The upshot is not simply a Big Lie, but a Costanza-like response to much of the public discourse: If it’s within my beliefs, then it must be true. If it’s outside my beliefs, then it must be false. All in the face of incontrovertible evidence.
Such “siloing” means leaders whom we’ve chosen to make laws and write policies are often without common ground on which to debate or compromise or reach consensus because belief has supplanted fact. The nonsensical phrase “alternative facts” is rightly and often ridiculed, yet it remains part of the game plan for many Americans.
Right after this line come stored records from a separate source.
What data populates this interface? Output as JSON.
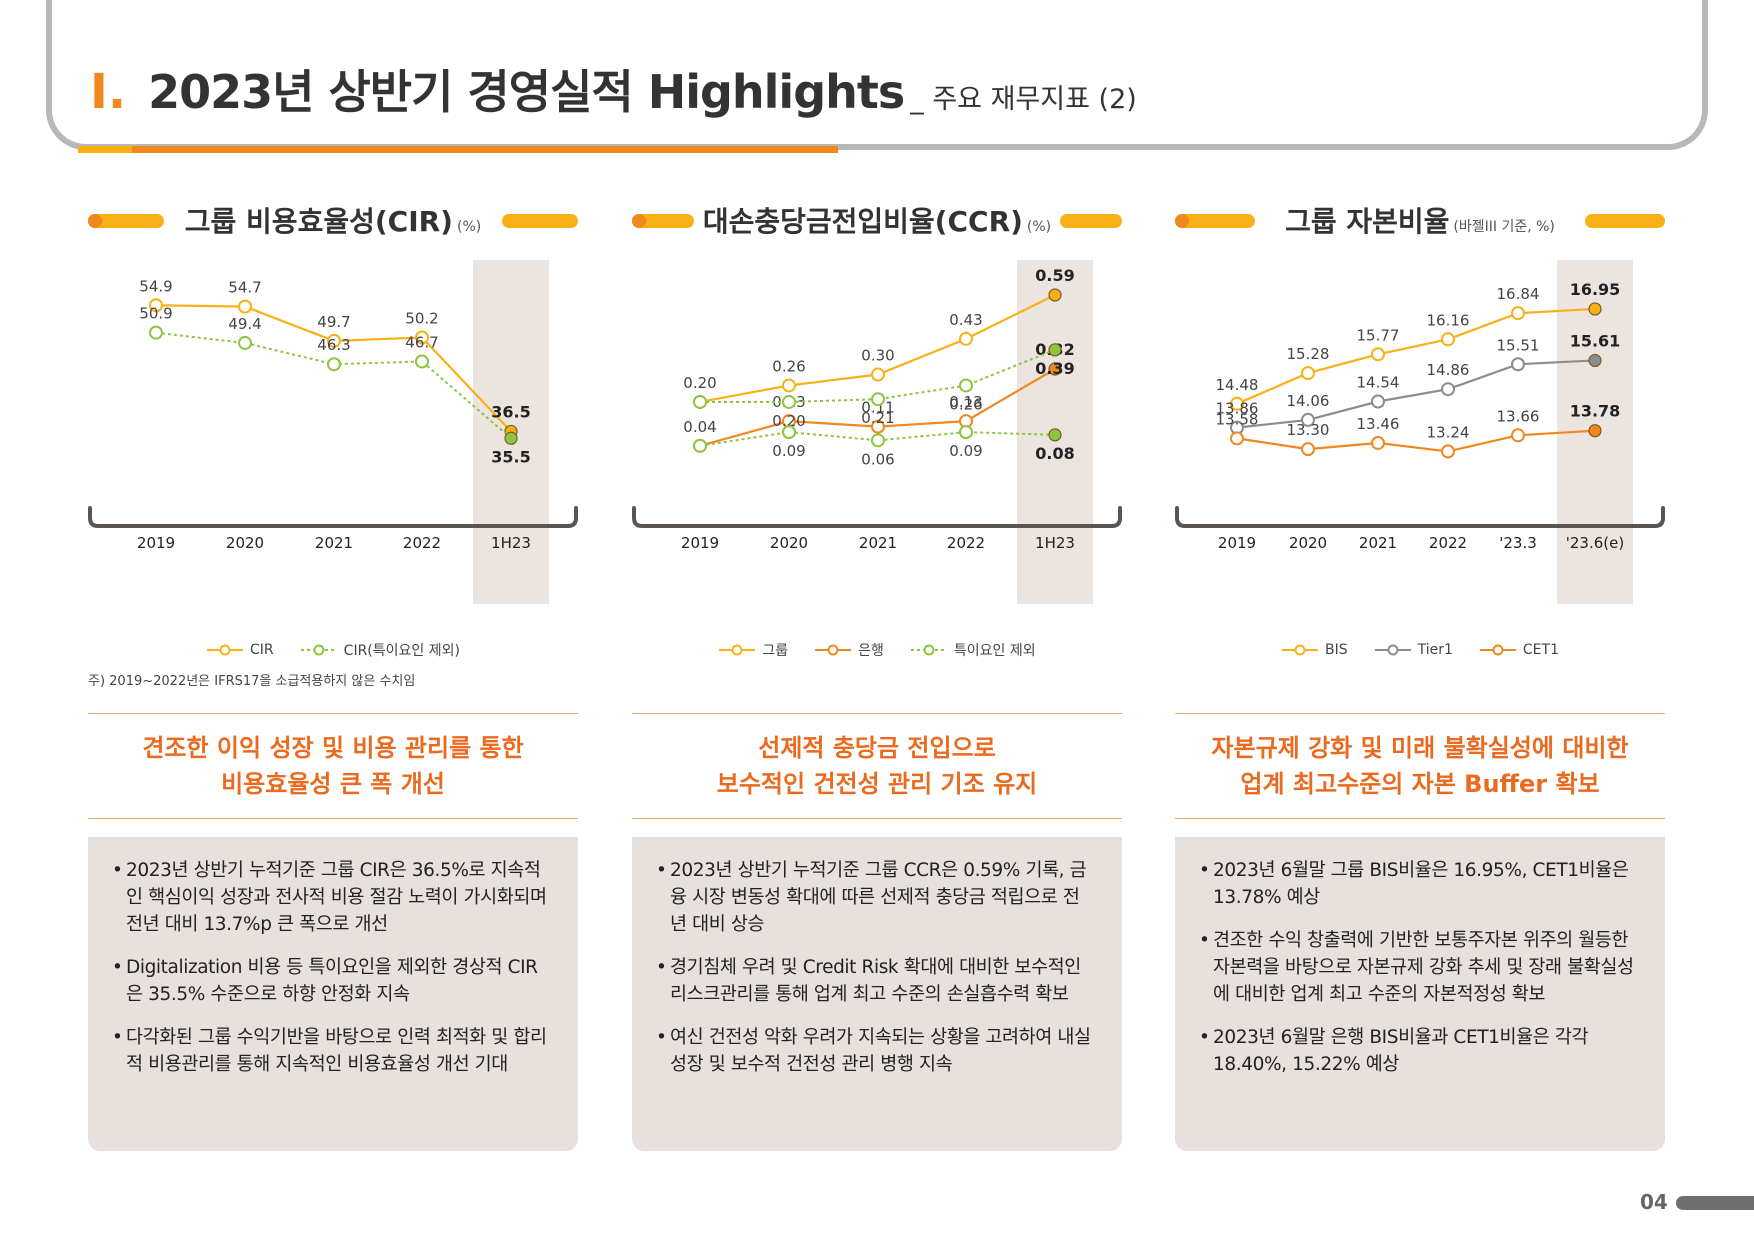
{
  "page": {
    "roman": "I.",
    "title": "2023년 상반기 경영실적 Highlights",
    "subtitle": "_ 주요 재무지표 (2)",
    "page_number": "04"
  },
  "colors": {
    "orange": "#f0871f",
    "yellow": "#f9b017",
    "dark_orange": "#ea6a1f",
    "green": "#8cc63f",
    "gray": "#8c8c8c",
    "highlight_band": "#ece4df"
  },
  "chart_data": [
    {
      "type": "line",
      "title": "그룹 비용효율성(CIR)",
      "unit": "(%)",
      "categories": [
        "2019",
        "2020",
        "2021",
        "2022",
        "1H23"
      ],
      "series": [
        {
          "name": "CIR",
          "values": [
            54.9,
            54.7,
            49.7,
            50.2,
            36.5
          ],
          "labels": [
            "54.9",
            "54.7",
            "49.7",
            "50.2",
            "36.5"
          ],
          "color": "#f9b017",
          "dashed": false
        },
        {
          "name": "CIR(특이요인 제외)",
          "values": [
            50.9,
            49.4,
            46.3,
            46.7,
            35.5
          ],
          "labels": [
            "50.9",
            "49.4",
            "46.3",
            "46.7",
            "35.5"
          ],
          "color": "#8cc63f",
          "dashed": true
        }
      ],
      "ylim": [
        30,
        58
      ],
      "highlight_last": true,
      "footnote": "주) 2019~2022년은 IFRS17을 소급적용하지 않은 수치임",
      "headline": [
        "견조한 이익 성장 및 비용 관리를 통한",
        "비용효율성 큰 폭 개선"
      ],
      "bullets": [
        "2023년 상반기 누적기준 그룹 CIR은 36.5%로 지속적인 핵심이익 성장과 전사적 비용 절감 노력이 가시화되며 전년 대비 13.7%p 큰 폭으로 개선",
        "Digitalization 비용 등 특이요인을 제외한 경상적 CIR은 35.5% 수준으로 하향 안정화 지속",
        "다각화된 그룹 수익기반을 바탕으로 인력 최적화 및 합리적 비용관리를 통해 지속적인 비용효율성 개선 기대"
      ]
    },
    {
      "type": "line",
      "title": "대손충당금전입비율(CCR)",
      "unit": "(%)",
      "categories": [
        "2019",
        "2020",
        "2021",
        "2022",
        "1H23"
      ],
      "series": [
        {
          "name": "그룹",
          "values": [
            0.2,
            0.26,
            0.3,
            0.43,
            0.59
          ],
          "labels": [
            "0.20",
            "0.26",
            "0.30",
            "0.43",
            "0.59"
          ],
          "color": "#f9b017",
          "dashed": false
        },
        {
          "name": "은행",
          "values": [
            0.04,
            0.13,
            0.11,
            0.13,
            0.32
          ],
          "labels": [
            "0.04",
            "0.13",
            "0.11",
            "0.13",
            "0.32"
          ],
          "color": "#f0871f",
          "dashed": false
        },
        {
          "name": "특이요인 제외",
          "values": [
            0.2,
            0.2,
            0.21,
            0.26,
            0.39
          ],
          "labels": [
            "",
            "0.20",
            "0.21",
            "0.26",
            "0.39"
          ],
          "color": "#8cc63f",
          "dashed": true
        },
        {
          "name": "",
          "values": [
            0.04,
            0.09,
            0.06,
            0.09,
            0.08
          ],
          "labels": [
            "",
            "0.09",
            "0.06",
            "0.09",
            "0.08"
          ],
          "color": "#8cc63f",
          "dashed": true,
          "legend": false
        }
      ],
      "ylim": [
        -0.07,
        0.63
      ],
      "highlight_last": true,
      "headline": [
        "선제적 충당금 전입으로",
        "보수적인 건전성 관리 기조 유지"
      ],
      "bullets": [
        "2023년 상반기 누적기준 그룹 CCR은 0.59% 기록, 금융 시장 변동성 확대에 따른 선제적 충당금 적립으로 전년 대비 상승",
        "경기침체 우려 및 Credit Risk 확대에 대비한 보수적인 리스크관리를 통해 업계 최고 수준의 손실흡수력 확보",
        "여신 건전성 악화 우려가 지속되는 상황을 고려하여 내실 성장 및 보수적 건전성 관리 병행 지속"
      ]
    },
    {
      "type": "line",
      "title": "그룹 자본비율",
      "unit": "(바젤III 기준, %)",
      "categories": [
        "2019",
        "2020",
        "2021",
        "2022",
        "'23.3",
        "'23.6(e)"
      ],
      "series": [
        {
          "name": "BIS",
          "values": [
            14.48,
            15.28,
            15.77,
            16.16,
            16.84,
            16.95
          ],
          "labels": [
            "14.48",
            "15.28",
            "15.77",
            "16.16",
            "16.84",
            "16.95"
          ],
          "color": "#f9b017",
          "dashed": false
        },
        {
          "name": "Tier1",
          "values": [
            13.86,
            14.06,
            14.54,
            14.86,
            15.51,
            15.61
          ],
          "labels": [
            "13.86",
            "14.06",
            "14.54",
            "14.86",
            "15.51",
            "15.61"
          ],
          "color": "#8c8c8c",
          "dashed": false
        },
        {
          "name": "CET1",
          "values": [
            13.58,
            13.3,
            13.46,
            13.24,
            13.66,
            13.78
          ],
          "labels": [
            "13.58",
            "13.30",
            "13.46",
            "13.24",
            "13.66",
            "13.78"
          ],
          "color": "#f0871f",
          "dashed": false
        }
      ],
      "ylim": [
        12.6,
        17.6
      ],
      "highlight_last": true,
      "headline": [
        "자본규제 강화 및 미래 불확실성에 대비한",
        "업계 최고수준의 자본 Buffer 확보"
      ],
      "bullets": [
        "2023년 6월말 그룹 BIS비율은 16.95%, CET1비율은 13.78% 예상",
        "견조한 수익 창출력에 기반한 보통주자본 위주의 월등한 자본력을 바탕으로 자본규제 강화 추세 및 장래 불확실성에 대비한 업계 최고 수준의 자본적정성 확보",
        "2023년 6월말 은행 BIS비율과 CET1비율은 각각 18.40%, 15.22% 예상"
      ]
    }
  ]
}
We even struggle calling a lie a lie, relying instead on euphemism, diminishment and deflection. Even the New York Times, reputed as the nation’s newspaper of record, recently blinked in the face of lying. After GOP presidential candidate and regularly duplicitous Vivek Ramaswamy lied several times during the first debate of the primary season, the Times, in a piece profiling him, chose “Ramaswamy Shows a Penchant for Dispensing With the Facts” as its headline.
While perhaps in the same euphemistic neighborhood, “dispensing with the facts” is more than a few subway stops from “lying.” We may run out of synonyms for lies before the 2024 election is over, but the Times should know better than to soft-pedal a headline like this.
George Costanza was neither a philosopher nor an architect but a bumbling ne’er-do-well who made us laugh. That’s great for a situation comedy.
But belief supplanting facts is neither great nor funny for a public where the truth not only sets us free … it keeps us free.